The master said, “This is the last time. If you cannot do it, then I will do it. I have brought this piece of glass. When I see that tears have started flowing from your eyes I will know that you are seeing the mother goddess. I will cut your forehead with the sharp piece of glass to remind you that this is the time: you do the same, cut her in two pieces. It is just your idea – there is nobody else. It is only a hypothesis.”
The master had to cut his forehead, and the mark remained for his whole life. Blood started flowing over his face, but deep inside he managed to gather courage and cut the mother goddess in two pieces. And as she fell in two pieces, it was as if a door had opened and the whole universe was his.
It took six days for him to come back. The first words that he uttered when he came back are immensely important. He said, “The last barrier has fallen.”

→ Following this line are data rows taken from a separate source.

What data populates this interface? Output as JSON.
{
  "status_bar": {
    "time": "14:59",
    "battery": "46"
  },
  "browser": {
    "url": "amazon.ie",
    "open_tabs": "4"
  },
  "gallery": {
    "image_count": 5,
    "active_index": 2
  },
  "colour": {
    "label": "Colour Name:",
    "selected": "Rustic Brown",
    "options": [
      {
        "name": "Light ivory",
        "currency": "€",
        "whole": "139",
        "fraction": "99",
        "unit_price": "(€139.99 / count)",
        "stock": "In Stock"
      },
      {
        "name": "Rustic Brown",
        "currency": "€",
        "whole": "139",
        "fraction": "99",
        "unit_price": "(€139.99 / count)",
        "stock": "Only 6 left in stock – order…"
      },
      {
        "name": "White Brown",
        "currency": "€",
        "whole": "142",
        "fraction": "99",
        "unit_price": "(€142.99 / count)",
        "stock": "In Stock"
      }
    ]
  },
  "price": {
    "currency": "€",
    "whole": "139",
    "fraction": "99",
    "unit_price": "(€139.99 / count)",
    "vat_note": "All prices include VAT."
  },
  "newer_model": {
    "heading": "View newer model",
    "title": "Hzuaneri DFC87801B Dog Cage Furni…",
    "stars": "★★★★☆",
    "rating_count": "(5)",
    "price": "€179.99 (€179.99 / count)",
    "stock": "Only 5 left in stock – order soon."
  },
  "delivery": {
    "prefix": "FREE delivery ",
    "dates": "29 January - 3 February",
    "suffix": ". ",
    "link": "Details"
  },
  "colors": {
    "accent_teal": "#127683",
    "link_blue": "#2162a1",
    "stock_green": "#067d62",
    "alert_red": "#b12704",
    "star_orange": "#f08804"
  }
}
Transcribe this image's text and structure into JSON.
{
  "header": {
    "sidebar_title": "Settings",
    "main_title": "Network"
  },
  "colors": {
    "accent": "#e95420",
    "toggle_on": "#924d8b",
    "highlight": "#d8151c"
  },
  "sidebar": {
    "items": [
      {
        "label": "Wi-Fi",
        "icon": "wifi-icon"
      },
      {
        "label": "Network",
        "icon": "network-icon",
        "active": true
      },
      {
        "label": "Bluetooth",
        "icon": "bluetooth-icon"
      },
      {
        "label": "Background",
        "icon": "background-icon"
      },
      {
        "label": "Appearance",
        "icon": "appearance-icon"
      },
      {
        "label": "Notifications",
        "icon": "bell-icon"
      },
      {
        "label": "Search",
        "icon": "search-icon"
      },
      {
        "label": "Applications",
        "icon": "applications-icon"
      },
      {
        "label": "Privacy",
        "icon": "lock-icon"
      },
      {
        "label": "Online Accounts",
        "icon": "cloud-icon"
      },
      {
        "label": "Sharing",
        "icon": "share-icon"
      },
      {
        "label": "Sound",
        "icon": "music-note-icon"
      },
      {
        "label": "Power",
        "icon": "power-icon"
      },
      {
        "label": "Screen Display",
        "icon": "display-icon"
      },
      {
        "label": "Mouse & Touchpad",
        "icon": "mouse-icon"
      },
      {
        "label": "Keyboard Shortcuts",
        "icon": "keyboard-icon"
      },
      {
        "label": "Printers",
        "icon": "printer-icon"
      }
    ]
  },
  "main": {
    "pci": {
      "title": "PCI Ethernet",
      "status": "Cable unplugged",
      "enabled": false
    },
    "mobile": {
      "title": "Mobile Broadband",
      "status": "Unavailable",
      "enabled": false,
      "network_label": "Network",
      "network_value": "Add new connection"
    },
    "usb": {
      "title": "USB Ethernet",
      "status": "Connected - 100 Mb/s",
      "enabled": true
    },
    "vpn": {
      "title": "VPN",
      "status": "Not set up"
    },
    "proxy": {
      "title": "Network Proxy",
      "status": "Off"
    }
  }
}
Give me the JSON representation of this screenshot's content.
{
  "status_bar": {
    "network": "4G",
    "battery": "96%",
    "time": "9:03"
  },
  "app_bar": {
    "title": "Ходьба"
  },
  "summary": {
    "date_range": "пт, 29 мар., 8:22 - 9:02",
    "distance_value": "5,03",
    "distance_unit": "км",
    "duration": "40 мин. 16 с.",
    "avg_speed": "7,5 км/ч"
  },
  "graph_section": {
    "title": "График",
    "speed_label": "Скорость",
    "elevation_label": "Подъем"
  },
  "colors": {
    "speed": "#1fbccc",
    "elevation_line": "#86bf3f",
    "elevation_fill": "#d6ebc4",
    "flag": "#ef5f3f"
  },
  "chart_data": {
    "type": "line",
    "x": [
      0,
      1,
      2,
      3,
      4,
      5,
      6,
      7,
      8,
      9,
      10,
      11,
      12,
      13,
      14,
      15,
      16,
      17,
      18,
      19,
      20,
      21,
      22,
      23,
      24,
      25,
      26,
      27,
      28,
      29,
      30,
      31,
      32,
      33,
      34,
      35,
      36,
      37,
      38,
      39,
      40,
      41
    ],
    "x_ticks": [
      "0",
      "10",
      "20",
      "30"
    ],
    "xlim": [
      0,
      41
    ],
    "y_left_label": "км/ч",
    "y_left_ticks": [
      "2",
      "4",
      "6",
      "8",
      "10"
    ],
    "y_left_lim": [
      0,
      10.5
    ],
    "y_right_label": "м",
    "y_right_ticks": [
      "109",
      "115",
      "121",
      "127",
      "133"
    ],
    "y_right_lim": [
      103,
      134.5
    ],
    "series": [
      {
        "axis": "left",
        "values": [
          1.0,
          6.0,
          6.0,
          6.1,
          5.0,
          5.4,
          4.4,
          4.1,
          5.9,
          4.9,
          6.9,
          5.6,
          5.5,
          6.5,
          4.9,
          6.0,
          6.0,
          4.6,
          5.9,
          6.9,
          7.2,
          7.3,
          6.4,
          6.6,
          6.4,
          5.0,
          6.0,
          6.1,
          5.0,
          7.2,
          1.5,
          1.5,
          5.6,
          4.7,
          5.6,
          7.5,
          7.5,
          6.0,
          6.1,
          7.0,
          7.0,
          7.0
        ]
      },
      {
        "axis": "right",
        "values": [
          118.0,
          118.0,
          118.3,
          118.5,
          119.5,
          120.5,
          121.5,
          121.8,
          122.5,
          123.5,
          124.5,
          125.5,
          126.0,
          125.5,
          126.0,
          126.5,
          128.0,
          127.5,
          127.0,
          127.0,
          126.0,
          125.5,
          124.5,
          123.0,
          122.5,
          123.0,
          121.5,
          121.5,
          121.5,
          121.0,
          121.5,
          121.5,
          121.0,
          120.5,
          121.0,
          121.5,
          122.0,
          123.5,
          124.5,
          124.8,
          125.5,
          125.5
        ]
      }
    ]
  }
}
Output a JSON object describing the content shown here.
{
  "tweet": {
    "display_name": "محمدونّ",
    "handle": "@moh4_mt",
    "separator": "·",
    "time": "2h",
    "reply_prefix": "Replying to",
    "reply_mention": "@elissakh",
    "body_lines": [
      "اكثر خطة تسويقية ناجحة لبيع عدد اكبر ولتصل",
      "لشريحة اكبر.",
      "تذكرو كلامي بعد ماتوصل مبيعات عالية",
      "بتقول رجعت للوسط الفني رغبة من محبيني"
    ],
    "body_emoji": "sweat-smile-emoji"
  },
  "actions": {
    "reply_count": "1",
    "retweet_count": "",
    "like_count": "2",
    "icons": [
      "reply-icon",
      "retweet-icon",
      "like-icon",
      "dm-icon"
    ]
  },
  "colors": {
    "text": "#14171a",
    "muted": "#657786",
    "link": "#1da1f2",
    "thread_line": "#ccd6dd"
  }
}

Any device can become a barrier too. It may help you to get rid of other things, but finally you have to get rid of it – and that may be a difficult thing. It was so difficult for Ramakrishna. And that was the last day; never again did he go into the temple. Afterward he lived three, four years; he simply forgot all about Kali.
But there are devices which will not create such a trouble, and there are devices which will fall automatically. The moment when you are reaching to the climax of your being they will simply fall down.
I call a master the great master, the perfect master, who creates devices which are going to fall on their own accord when the moment has come for the person to experience the ultimate. Other devices are created by smaller people. Perhaps they don’t know that these devices can become attachments themselves.
So everything I say is a device. My speaking to you is a device so that you can just be here – your mind is engaged, listening to me, and something invisible can go on transpiring between me and your hearts. That’s the real thing.
The words will help the mind to remain engaged. They are just like toys. When you are studying and you don’t want children to disturb you, you give them toys and they start playing with them; so you can do your work or study or do anything you want to do, and the children won’t come to you to bother you and ask you questions and this and that.
The mind is just like a child. The words are just toys for the mind – not truths, but simply toys. But while the mind is engaged something can happen from my depth to your depth. You may not understand it, but it will start bringing changes in you, transformations in your being.
I have tried sitting in silence with you, but then there is always the problem that your mind will disturb you. I have seen that the problem is I can reach your heart less; your mind is disturbing you too much. Speaking seems to be a better device: your mind remains engaged, and once in a while if I give a gap between two words, the mind does not disturb. The mind simply looks and waits: “What is going to happen? What is going to be said?”
Meanwhile the real work is happening. The real work is from my heart to your heart.